Sending the Request: Configurations and Metrics
Once batched, data is sent via a produce request over TCP, with configurations like max.request.size (default 1MB) limiting batch volume and acks determining how many replicas must acknowledge the write. Setting acks to “all” ensures high durability but increases latency, while acks=1 or 0 prioritizes speed. enable.idempotence and transactional.id prevent duplicates, with transactions ensuring consistency across sessions. Metrics like request-rate, requests-in-flight, and request-latency-avg provide visibility into request performance, helping developers identify bottlenecks or overloaded brokers.
Broker-Side Processing: From Socket to Disk
On the broker, requests enter the socket receive buffer, then are processed by network threads (default 3) and added to the request queue. IO threads (default 8) validate data with a cyclic redundancy check and write it to the page cache, later flushing to disk. Configurations like num.network.threads, num.io.threads, and queued.max.requests control thread and queue sizes, with metrics like network-processor-avg-idle-percent and request-handler-avg-idle-percent indicating thread utilization. Data is stored in a commit log with log, index, and snapshot files, supporting efficient retrieval and idempotency. The log.flush.rate and local-time-ms metrics ensure durable storage.
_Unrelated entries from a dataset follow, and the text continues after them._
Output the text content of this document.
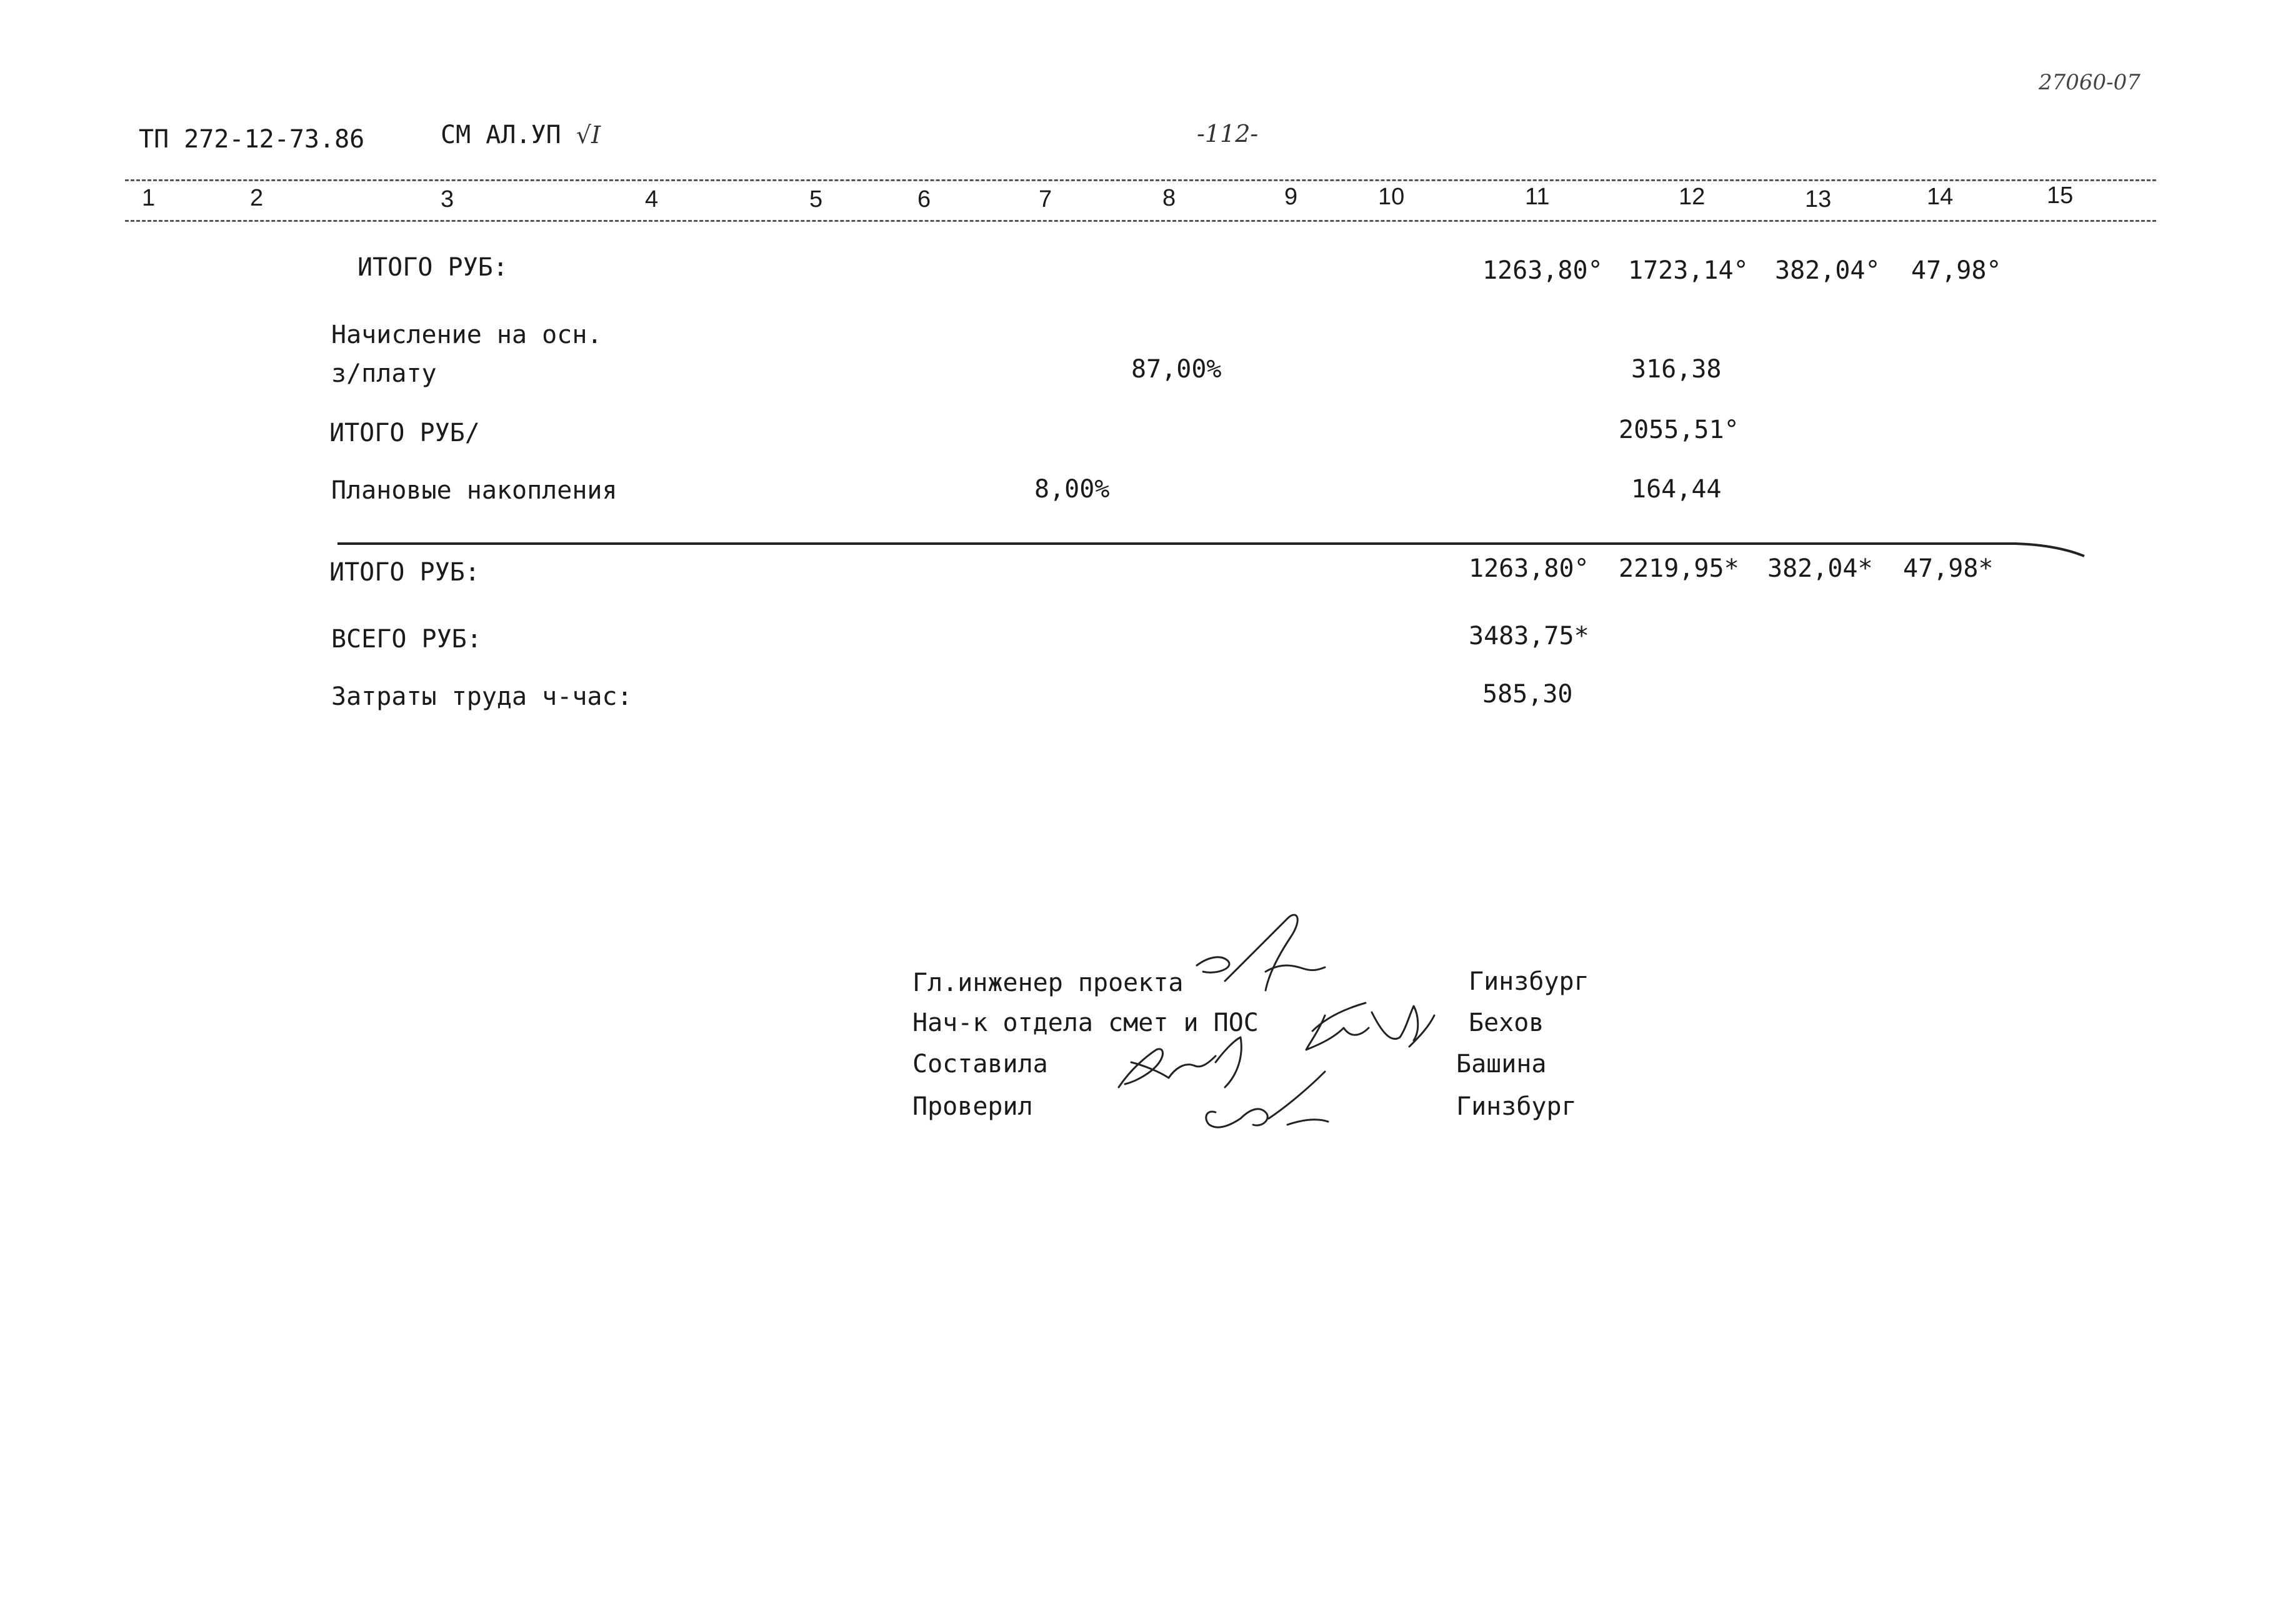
ТП 272-12-73.86	СМ АЛ.УП √I	-112-
27060-07
1	2	3	4	5	6	7	8	9	10	11	12	13	14	15
ИТОГО РУБ:	1263,80° 1723,14° 382,04° 47,98°
Начисление на осн.
з/плату	87,00%	316,38
ИТОГО РУБ/	2055,51°
Плановые накопления	8,00%	164,44
ИТОГО РУБ:	1263,80° 2219,95* 382,04* 47,98*
ВСЕГО РУБ:	3483,75*
Затраты труда ч-час:	585,30
Гл.инженер проекта	Гинзбург
Нач-к отдела смет и ПОС	Бехов
Составила	Башина
Проверил	Гинзбург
Replication and Response: Completing the Journey
Unfinished requests await replication in a “purgatory” data structure, with follower brokers fetching updates every 500ms (often faster). The remote-time-ms metric tracks replication duration, critical for acks=all. Once replicated, the broker builds a response, handled by network threads and queued in the response queue. Metrics like response-queue-time-ms and total-time-ms measure the full request lifecycle. Danica emphasized that understanding these stages empowers developers to collaborate with operators, tweaking configurations like default.replication.factor or topic-level settings to optimize performance.
Empowering Developers with Kafka Knowledge
Danica concluded by encouraging developers to move beyond treating Kafka as a black box. By mastering configurations and monitoring metrics, they can proactively address issues, from serialization errors to replication delays. Her talk highlighted resources like Confluent Developer for guides and courses on Kafka internals. This knowledge not only simplifies debugging but also fosters better collaboration with operators, ensuring robust, efficient data pipelines.